所以,这种广延不可以归结为一个适于直观的对象之种种形式的增长,因为这类增长形式只是注意力、关注、察知的增长,甚至不是对注意方向和方式具有决定意义的浓厚兴趣的增长。天才在每一对象上所拥有的关于已发生者更为丰富的内容是现象之终极本质性的丰富内容:纯现象之丰富内容。天才拥有一个内容更为丰富的世界,而且,他在具体世界的每一点上都拥有这样的世界。他之对于世界犹如圣者之对于上帝,英雄之对于环境:他进入世界之中,扩展着我们关于世界的观点。但是,他之所以能够做到这一点,是由于他使自己的精神行为逐渐摆脱一切有目的的生活行动和属于这类行动的一切本能冲动和需求而达到更高的纯净度。在他身上——形象地说——精神的观点和精神的感觉事实上摆脱了他在一切纯文明的活动之内所滞留于其樊篱之中的俗务。这一现象是对世界之完全自由和纯粹的观点和认识的条件,它也是完全和纯粹地理解另一个世界或者另一个微观宇宙的条件。

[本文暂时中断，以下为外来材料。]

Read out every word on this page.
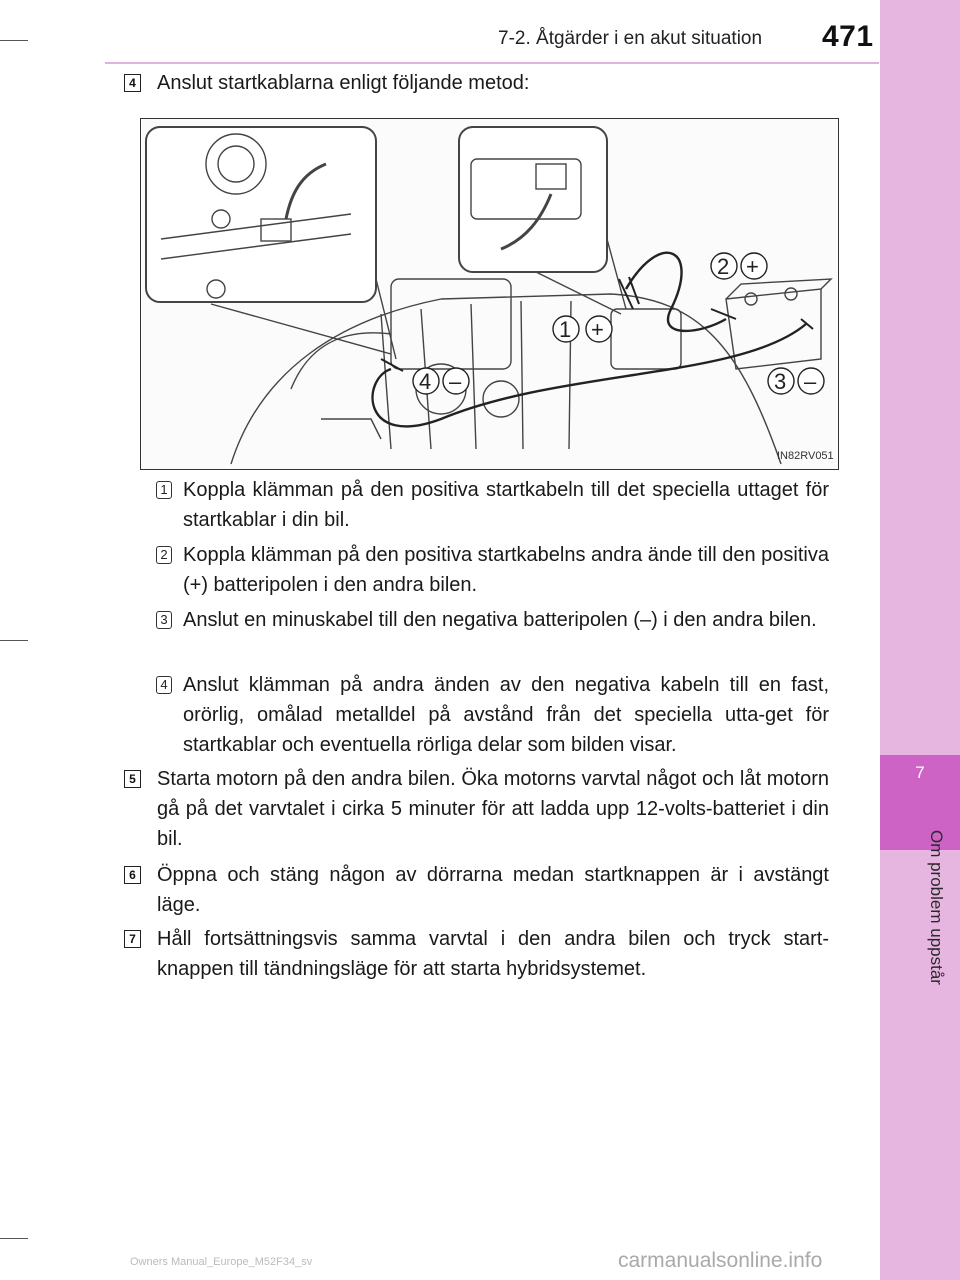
7
Om problem uppstår
7-2. Åtgärder i en akut situation 471
4 Anslut startkablarna enligt följande metod:
1 +
2 +
3 –
4 –
IN82RV051
1 Koppla klämman på den positiva startkabeln till det speciella uttaget för startkablar i din bil.
2 Koppla klämman på den positiva startkabelns andra ände till den positiva (+) batteripolen i den andra bilen.
3 Anslut en minuskabel till den negativa batteripolen (–) i den andra bilen.
4 Anslut klämman på andra änden av den negativa kabeln till en fast, orörlig, omålad metalldel på avstånd från det speciella utta-get för startkablar och eventuella rörliga delar som bilden visar.
5 Starta motorn på den andra bilen. Öka motorns varvtal något och låt motorn gå på det varvtalet i cirka 5 minuter för att ladda upp 12-volts-batteriet i din bil.
6 Öppna och stäng någon av dörrarna medan startknappen är i avstängt läge.
7 Håll fortsättningsvis samma varvtal i den andra bilen och tryck start-knappen till tändningsläge för att starta hybridsystemet.
Owners Manual_Europe_M52F34_sv	carmanualsonline.info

那么,天才的行为中之根本性的东西是什么?通过哪一种实在行为才会最终使他的观点和感觉摆脱一切只与生存有关的价值与目的?这个问题的提出是必然的。只是附和康德关于“与兴趣无关的观点”和叔本华关于与兴趣无关的价值把握(这对于康德而言本身便是一种矛盾)的议论是远远不够的。人们应如何理解这种“兴趣”?人们应怎样将对事物的关切或者对事物的兴趣之减少和否定,即将其丧失看成是对世界之广延具有决定意义的东西?如果人们将“兴趣”理解为使观点局限于为怡人和实用者的价值所限定和统一起来的东西之上,那么,天才之缺乏这一局限便是正确的。然而,如果人们将“兴趣”这个词理解为向着事物的每一积极、主动的运动和深入其内容的求索,那么,天才的观察在极大程度上便是受兴趣引导的观察。在这一方面,那些思想家显然缺乏关于精神之积极的运动原则的设想,正是这个原则才能够使我们明白低级形式的兴趣何以能够变为高级形式的、对天才具有典型意义的兴趣,或者前者何以能够广延而成为后者。
从这个意义上说,斯坦因(LorenzStein)、尼采和另外一些人对那种所谓“不受兴趣引导的观察”的消极和寂静主义原则的批驳完全是有道理的。尼采问道,艺术品不正是一个邀人进入幸福的请柬?不正是“对幸福的承诺”?凡是在这个词的低级意义上表现为没有兴趣的东西,在事实上却是最高级的和如此全面的兴趣,以致对象之全部丰富内容都同时被包括于兴趣之内,而那些低级的或者较为片面的兴趣却会遮蔽这一丰富内容。天才的观察所产生的欢乐不可以归结为对情绪之海洋般的沉静和“驱动性的意志之轮”停止转动的意识,正如叔本华所说,作为世界之世界是如此充满喜悦和献身情怀、如此向往着和急切期盼着投身于这欢乐之中,而非天才只可能挂在情人的嘴边。
可见,正是一种对世界的精神之爱的积极行为引起了观察的那种单纯的无兴趣状态,而康德和叔本华却错误地将它看成是天才观察的本质和基础。使这种至高的对世界之爱运动起来的是对世界的认识,还是审美式的观察和艺术上的塑造,这倒是无关紧要的。